Sneaky 2FA Phishing Kit
Cybersecurity researchers have uncovered a sophisticated Adversary-in-the-Middle (AitM) phishing kit, dubbed Sneaky 2FA, that has been actively targeting Microsoft 365 accounts since at least October 2024. This kit is engineered to intercept credentials and Two-Factor Authentication (2FA) codes, offering threat actors a powerful tool for account compromise.
Table of Contents
Widespread Adoption and Features of Sneaky 2FA
Nearly 100 domains hosting Sneaky 2FA phishing pages have been identified, signaling moderate adoption among cybercriminals. Sold as Phishing-as-a-Service (PhaaS) by a group called Sneaky Log, this kit is distributed through a feature-rich Telegram bot. Customers receive an obfuscated version of the source code, allowing them to deploy it independently.
Phishing Campaigns Targeting Victims
Campaigns leveraging Sneaky 2FA have been observed sending fake payment receipt emails containing PDF attachments. These PDFs include QR codes that, when scanned, redirect victims to phishing pages designed to mimic Microsoft 365 login portals. These pages are hosted on compromised infrastructure, often involving WordPress websites, and automatically populate victims' email addresses to increase legitimacy.

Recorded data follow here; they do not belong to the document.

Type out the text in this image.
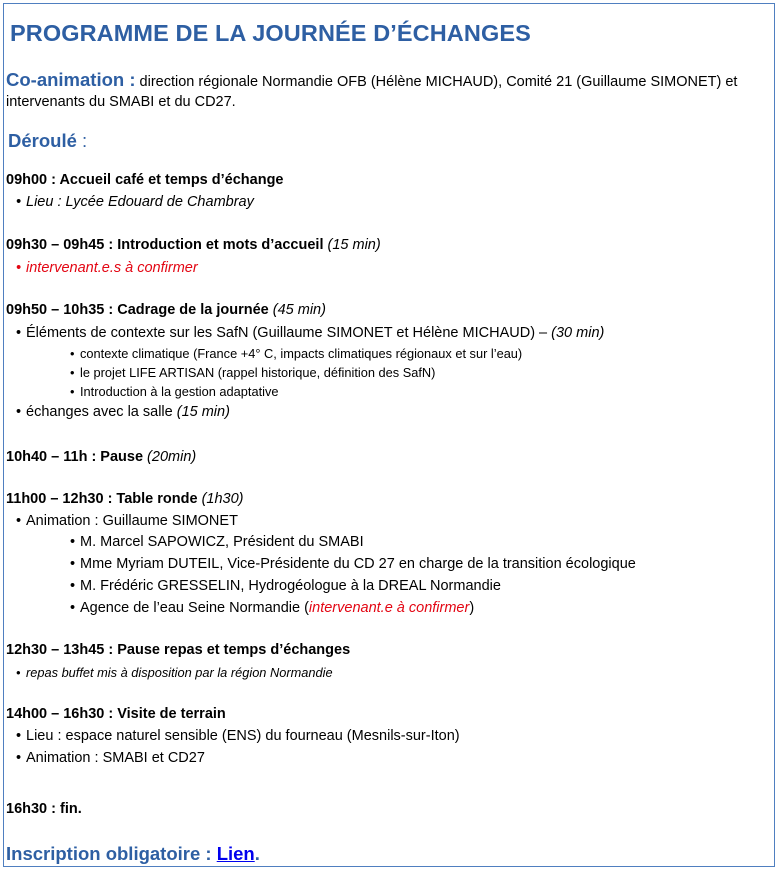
PROGRAMME DE LA JOURNÉE D’ÉCHANGES
Co-animation : direction régionale Normandie OFB (Hélène MICHAUD), Comité 21 (Guillaume SIMONET) et intervenants du SMABI et du CD27.
Déroulé :
09h00 : Accueil café et temps d’échange
• Lieu : Lycée Edouard de Chambray
09h30 – 09h45 : Introduction et mots d’accueil (15 min)
• intervenant.e.s à confirmer
09h50 – 10h35 : Cadrage de la journée (45 min)
• Éléments de contexte sur les SafN (Guillaume SIMONET et Hélène MICHAUD) – (30 min)
• contexte climatique (France +4° C, impacts climatiques régionaux et sur l’eau)
• le projet LIFE ARTISAN (rappel historique, définition des SafN)
• Introduction à la gestion adaptative
• échanges avec la salle (15 min)
10h40 – 11h : Pause (20min)
11h00 – 12h30 : Table ronde (1h30)
• Animation : Guillaume SIMONET
• M. Marcel SAPOWICZ, Président du SMABI
• Mme Myriam DUTEIL, Vice-Présidente du CD 27 en charge de la transition écologique
• M. Frédéric GRESSELIN, Hydrogéologue à la DREAL Normandie
• Agence de l’eau Seine Normandie (intervenant.e à confirmer)
12h30 – 13h45 : Pause repas et temps d’échanges
• repas buffet mis à disposition par la région Normandie
14h00 – 16h30 : Visite de terrain
• Lieu : espace naturel sensible (ENS) du fourneau (Mesnils-sur-Iton)
• Animation : SMABI et CD27
16h30 : fin.
Inscription obligatoire : Lien.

Robust Evasion and Anti-Analysis Tactics
Sneaky 2FA employs advanced anti-bot and anti-analysis techniques. It filters traffic and uses Cloudflare Turnstile challenges to restrict access to its credential harvesting pages. The kit also runs checks to detect and resist scrutiny through web browser developer tools. Visitors from data centers, proxies, or VPNs are redirected to a Microsoft-related Wikipedia page via the href.li service, earning the kit the nickname WikiKit from TRAC Labs.
Deceptive Visuals to Mislead Users
To enhance its authenticity, Sneaky 2FA incorporates blurred images of legitimate Microsoft interfaces as backgrounds on its fake login pages. This tactic aims to deceive users into entering their credentials under the impression they are accessing genuine Microsoft content.
Licensing and Links to W3LL Store
The Sneaky 2FA kit requires an active subscription to function, with a license key verification conducted through a central server. The service is advertised at $200 per month, offering exclusive access to its features. Investigations have also revealed connections to the W3LL Store, a phishing syndicate previously linked to the W3LL Panel and tools used in business email compromise (BEC) attacks. While Sneaky 2FA shares some code and techniques with the W3LL Panel, researchers believe it is not a direct successor.
A History of Code Reuse and Migration
Interestingly, parts of Sneaky 2FA's codebase appear to be borrowed from W3LL OV6, with deobfuscated versions of the latter circulating among cybercriminals in recent years. Some Sneaky 2FA domains were previously associated with AitM kits like Evilginx2 and Greatness, suggesting a shift among some attackers toward adopting the new service.
Unusual User-Agent Behavior: A Red Flag
One of Sneaky 2FA's most distinctive traits is its use of different hardcoded User-Agent strings during the authentication process. While such transitions may occur in legitimate scenarios (e.g., switching between desktop apps and web browsers), the specific sequence used by Sneaky 2FA is highly irregular. This anomaly provides a reliable means for detecting the kit in action.
Conclusion: A Growing Threat in the Cybercrime Landscape
Sneaky 2FA represents an evolution in phishing tools, combining advanced evasion tactics, user deception, and a PhaaS model to cater to cybercriminals. Its adoption highlights the ever-changing nature of online threats and the seriousness of staying vigilant against sophisticated phishing campaigns.